Mais attention à un piège cognitif classique : la désinflation n'est pas la déflation. Les prix ne baissent pas — ils augmentent simplement moins vite. Ce pain de mie que vous achetiez 1,20 € en 2020 ? Il coûte aujourd'hui près de 1,90 €. Même si l'inflation officielle est retombée à 2%, cette hausse de 58% sur le pain est définitive.
C'est le problème fondamental que beaucoup d'épargnants sous-estiment : les dommages sont permanents, et ils s'accumulent chaque année, comme des intérêts composés à l'envers.

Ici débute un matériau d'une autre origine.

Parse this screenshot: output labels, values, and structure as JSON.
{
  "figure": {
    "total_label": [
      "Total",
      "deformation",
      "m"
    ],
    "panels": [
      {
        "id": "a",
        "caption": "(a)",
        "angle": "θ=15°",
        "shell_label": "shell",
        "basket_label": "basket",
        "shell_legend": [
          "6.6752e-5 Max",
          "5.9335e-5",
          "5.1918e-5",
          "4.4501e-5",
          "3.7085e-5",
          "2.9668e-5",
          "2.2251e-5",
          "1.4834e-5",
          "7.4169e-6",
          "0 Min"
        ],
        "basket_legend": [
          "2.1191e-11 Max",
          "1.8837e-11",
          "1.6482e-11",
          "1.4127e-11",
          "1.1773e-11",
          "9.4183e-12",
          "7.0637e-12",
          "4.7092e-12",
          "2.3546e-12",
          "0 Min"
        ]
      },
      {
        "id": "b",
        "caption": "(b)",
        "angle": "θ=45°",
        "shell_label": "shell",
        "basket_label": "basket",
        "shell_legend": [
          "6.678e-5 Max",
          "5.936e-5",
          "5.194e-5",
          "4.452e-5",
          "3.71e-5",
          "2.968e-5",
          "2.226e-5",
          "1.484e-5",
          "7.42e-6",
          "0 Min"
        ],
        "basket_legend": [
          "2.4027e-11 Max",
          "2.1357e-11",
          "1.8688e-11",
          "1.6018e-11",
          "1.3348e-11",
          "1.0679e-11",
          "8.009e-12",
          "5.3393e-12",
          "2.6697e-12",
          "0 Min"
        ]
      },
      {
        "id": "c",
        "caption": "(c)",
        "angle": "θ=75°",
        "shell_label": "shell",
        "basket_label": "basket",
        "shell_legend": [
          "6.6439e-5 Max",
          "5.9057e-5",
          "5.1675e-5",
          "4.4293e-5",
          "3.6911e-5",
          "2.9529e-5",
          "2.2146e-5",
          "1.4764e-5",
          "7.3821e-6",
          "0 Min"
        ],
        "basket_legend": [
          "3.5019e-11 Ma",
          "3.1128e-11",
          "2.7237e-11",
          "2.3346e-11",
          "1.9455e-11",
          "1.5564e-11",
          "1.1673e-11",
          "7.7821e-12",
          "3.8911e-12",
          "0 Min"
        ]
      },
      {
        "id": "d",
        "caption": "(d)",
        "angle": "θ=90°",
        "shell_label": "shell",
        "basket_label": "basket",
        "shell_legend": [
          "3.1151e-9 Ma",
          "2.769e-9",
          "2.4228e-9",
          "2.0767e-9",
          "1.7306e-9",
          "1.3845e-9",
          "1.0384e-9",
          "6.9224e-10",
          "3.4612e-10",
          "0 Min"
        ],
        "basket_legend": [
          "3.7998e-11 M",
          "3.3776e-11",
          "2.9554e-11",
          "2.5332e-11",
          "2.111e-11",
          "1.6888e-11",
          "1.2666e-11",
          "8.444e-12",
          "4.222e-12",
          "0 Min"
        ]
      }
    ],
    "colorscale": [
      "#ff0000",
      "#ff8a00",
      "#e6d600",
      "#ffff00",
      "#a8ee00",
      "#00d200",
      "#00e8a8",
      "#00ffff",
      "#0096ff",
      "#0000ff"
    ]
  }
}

L'inflation des services : le grand angle mort 📰
Il y a inflation... et inflation. Quand les économistes parlent de « retour à la cible », ils font référence à l'indice général. Mais à l'intérieur, la situation est bien plus contrastée.
L'inflation des biens manufacturés (télévisions, vêtements, électroménager) a effectivement chuté — parfois en territoire négatif — grâce à la normalisation des chaînes d'approvisionnement post-Covid.
En revanche, l'inflation des services reste collante :
- Assurances : +8 à 12% en moyenne en 2024-2025
- Restauration et cafés : +5 à 7% par an depuis 2022
- Soins de santé et mutuelles : +5 à 8%
- Loyers dans les grandes villes : +4 à 6% (Paris, Lyon, Bordeaux)
Ce que ça signifie concrètement pour votre pouvoir d'achat 💸
Prenons un exemple simple. Vous gagnez 3 000 € nets par mois. Vos charges fixes (loyer, mutuelle, assurances) représentent 1 500 €. Si ces charges augmentent de 6% en moyenne, vous perdez 90 € de pouvoir d'achat mensuel — sans que votre salaire ait bougé d'un centime.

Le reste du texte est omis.